L’HISTOIRE AU CÉGEP : UN BEAU PROJET, MAIS PARSEMÉE D’EMBUCHES

Mercredi, le ministre de l’Enseignement supérieur Pierre Deschênes a lancé un ballon d’essai en évoquant la possibilité d’imposer un cours d’histoire obligatoire au cégep.

Cela me plaît beaucoup, mais je dois déclarer mon conflit d’intérêts : depuis mon enfance, l’histoire me passionne. Je me souviens qu’en 4e année du primaire (oui, au primaire), on étudiait « les découvertes », puis en 5e  « la colonisation », après, je crois, « les explorations». J’ai lu en ces mêmes années beaucoup de romans historiques pour la jeunesse : Le petit page de Frontenac, Sous les plis du drapeau blanc, La Huronnie, Le trésor de l’Île-aux-Noix et quoi encore. J’ai conservé tous mes manuels d’histoire du secondaire et du collégial auxquels je me réfère encore. Et mon bureau est plein de livres d’histoire. Et J’ai passé ma journée de retraité à reconstituer la vie de mes ancêtres Claude Prou et Isabelle Robidas-Manseau de la Baie-du-Febvre.

Mais trêve d’ostentation!     

En soi, l’idée du ministre se défend fort bien.
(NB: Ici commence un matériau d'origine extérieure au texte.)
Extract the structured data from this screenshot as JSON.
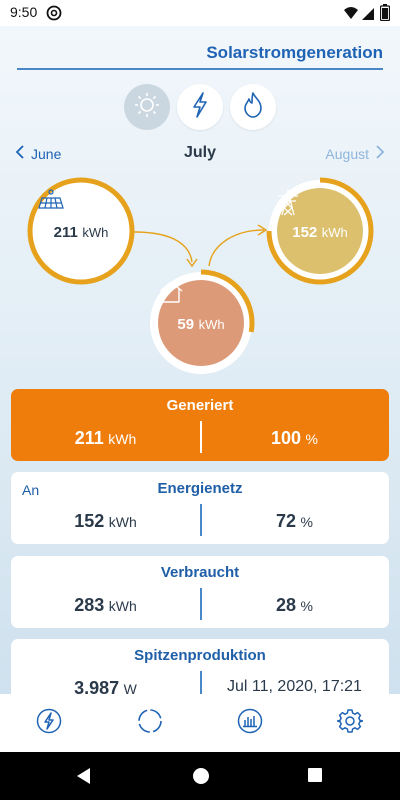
{
  "status": {
    "time": "9:50"
  },
  "header": {
    "title": "Solarstromgeneration"
  },
  "segments": [
    {
      "icon": "sun-icon",
      "active": true
    },
    {
      "icon": "lightning-icon",
      "active": false
    },
    {
      "icon": "flame-icon",
      "active": false
    }
  ],
  "months": {
    "prev": "June",
    "current": "July",
    "next": "August"
  },
  "nodes": {
    "solar": {
      "value": "211",
      "unit": "kWh",
      "icon": "solar-panel-icon"
    },
    "grid": {
      "value": "152",
      "unit": "kWh",
      "icon": "power-pylon-icon"
    },
    "home": {
      "value": "59",
      "unit": "kWh",
      "icon": "house-icon"
    }
  },
  "cards": {
    "generated": {
      "title": "Generiert",
      "value": "211",
      "unit": "kWh",
      "percent": "100",
      "percent_unit": "%"
    },
    "grid": {
      "label": "An",
      "title": "Energienetz",
      "value": "152",
      "unit": "kWh",
      "percent": "72",
      "percent_unit": "%"
    },
    "consumed": {
      "title": "Verbraucht",
      "value": "283",
      "unit": "kWh",
      "percent": "28",
      "percent_unit": "%"
    },
    "peak": {
      "title": "Spitzenproduktion",
      "value": "3.987",
      "unit": "W",
      "date": "Jul 11, 2020, 17:21"
    }
  },
  "colors": {
    "accent": "#1f63b5",
    "orange": "#ef7d0c",
    "ring": "#e6a21d",
    "grid_fill": "#dcc06e",
    "home_fill": "#dd9a78"
  },
  "tabs": [
    "lightning-icon",
    "circle-icon",
    "chart-icon",
    "gear-icon"
  ]
}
Je ne me lancerai pas dans la philosophie de l’histoire. Convenons sans plus que l’étude du passé est essentielle à la compréhension du monde présent. Le « présentisme » est une idéologie ratatinée. La culture, au surplus, se nourrit largement de l’histoire. On fait même aux enseignantes et aux enseignants un devoir de compétence d’être les « interprètes critiques » de leur discipline, ce qui suppose qu’ils en connaissent quelque peu l’origine.
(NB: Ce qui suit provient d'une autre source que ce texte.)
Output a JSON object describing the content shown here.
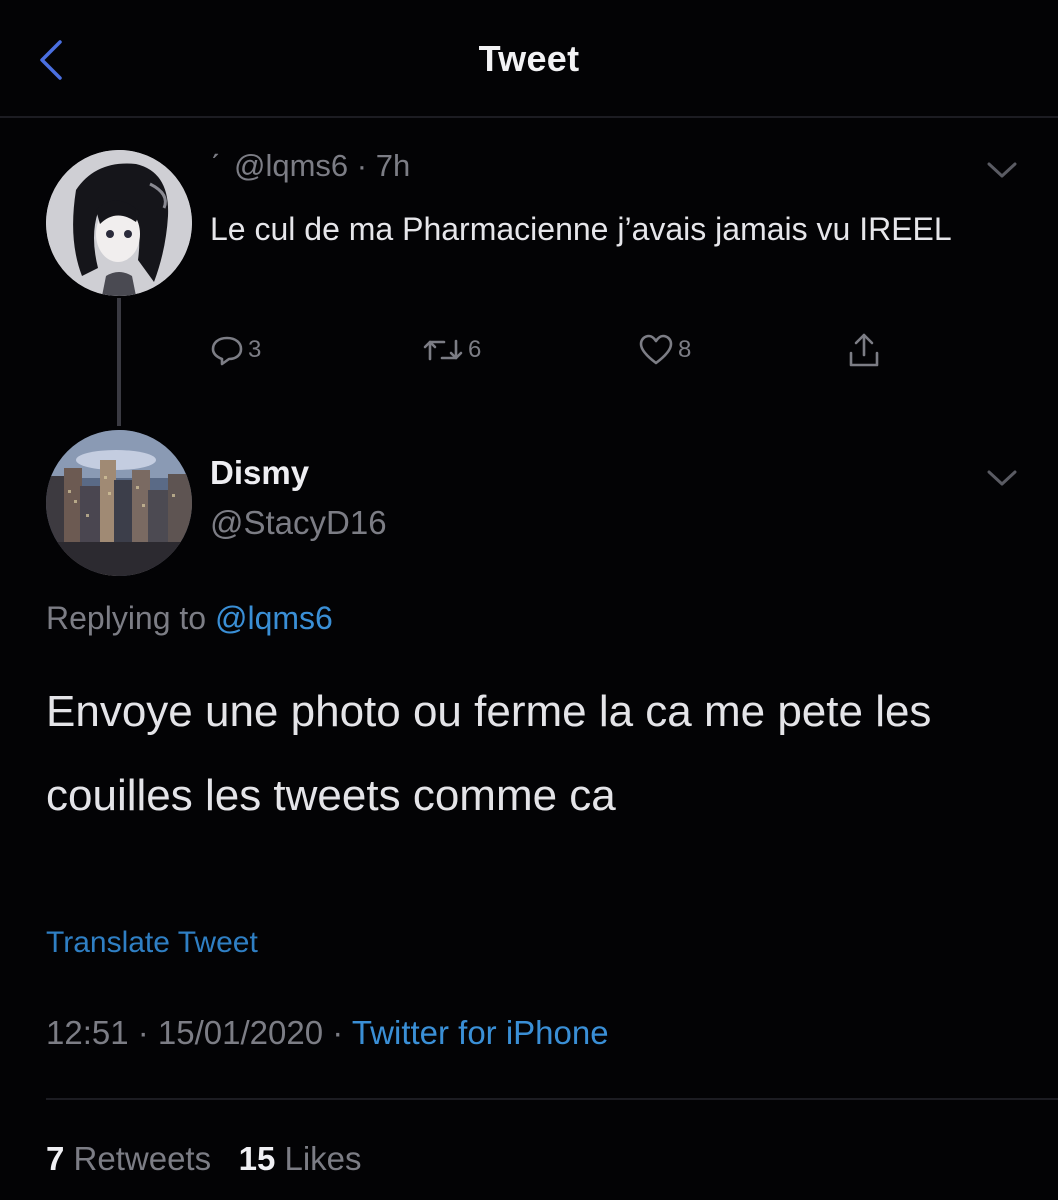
{
  "header": {
    "title": "Tweet"
  },
  "parent_tweet": {
    "handle_time": "@lqms6 · 7h",
    "text": "Le cul de ma Pharmacienne j’avais jamais vu IREEL",
    "reply_count": "3",
    "retweet_count": "6",
    "like_count": "8"
  },
  "main_tweet": {
    "display_name": "Dismy",
    "handle": "@StacyD16",
    "replying_prefix": "Replying to ",
    "replying_mention": "@lqms6",
    "text": "Envoye une photo ou ferme la ca me pete les couilles les tweets comme ca",
    "translate_label": "Translate Tweet",
    "timestamp": "12:51 · 15/01/2020 · ",
    "source": "Twitter for iPhone",
    "retweets_count": "7",
    "retweets_label": " Retweets",
    "likes_count": "15",
    "likes_label": " Likes"
  },
  "colors": {
    "background": "#030305",
    "text_primary": "#e6e6ea",
    "text_secondary": "#7c7d85",
    "link": "#3a8fd6",
    "accent_icon": "#4a6fe0"
  },
  "icons": {
    "back": "chevron-left-icon",
    "more": "chevron-down-icon",
    "reply": "comment-icon",
    "retweet": "retweet-icon",
    "like": "heart-icon",
    "share": "share-icon"
  }
}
Dans les collèges classiques, l’enseignement de l’histoire était au programme pendant six ans, c.-à-d. jusqu’au terme du cégep actuel. Le rapport Parent a recommandé de supprimer le latin et le grec pour élargir la culture à d’autres dimensions que les humanités classiqus, mais il a aussi évacué du collégial  l’histoire  des matières obligatoires. On n’a conservé que le français, la philosophie et l’éducation physique. Il y a une dizaine d’années, Claude Ryan y a fait ajouter l’anglais, langue seconde. Peut-être, a-t-on eu raison, mais cela m’étonnerait. Mais il faudrait voir et voir ailleurs. Le MELS devrait à cet égard commander  une bonne enquête sur les pratiques au Canada et dans le monde en matière d’enseignement de l’histoire au niveau collégial.

Cela dit, il faut voir ce que signifierait en pratique.
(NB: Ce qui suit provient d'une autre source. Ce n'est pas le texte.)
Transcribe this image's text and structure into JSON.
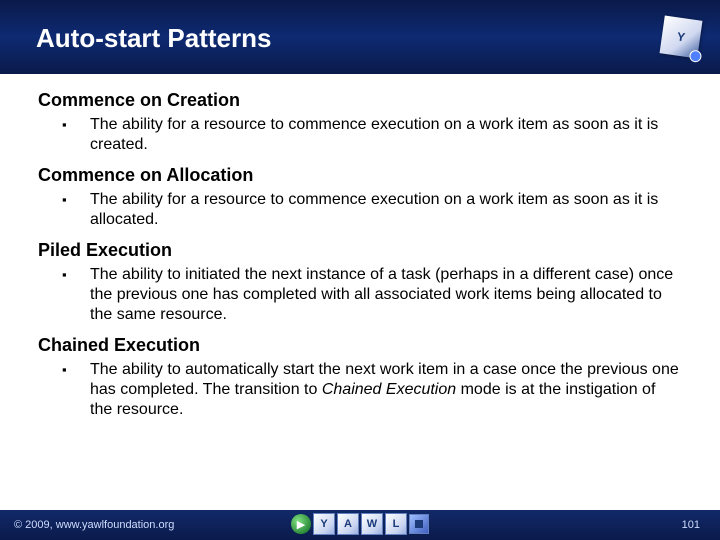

Premièrement, il faudrait « tasser » d’autres disciplines pour faire place au cours d’histoire. Mais lesquels? Ce genre d’opération n’est jamais facile, car elle signifie pour les « tassés » des diminutions de tâches, voire des pertes d’emplois.  On a vu le désarroi des philosophes quand on a réduit le nombre de cours obligatoire de quatre à deux. Pour d’autres, les étudiants universitaires en histoire en particulier, elle ouvrirait des perspectives inattendues et bienvenues.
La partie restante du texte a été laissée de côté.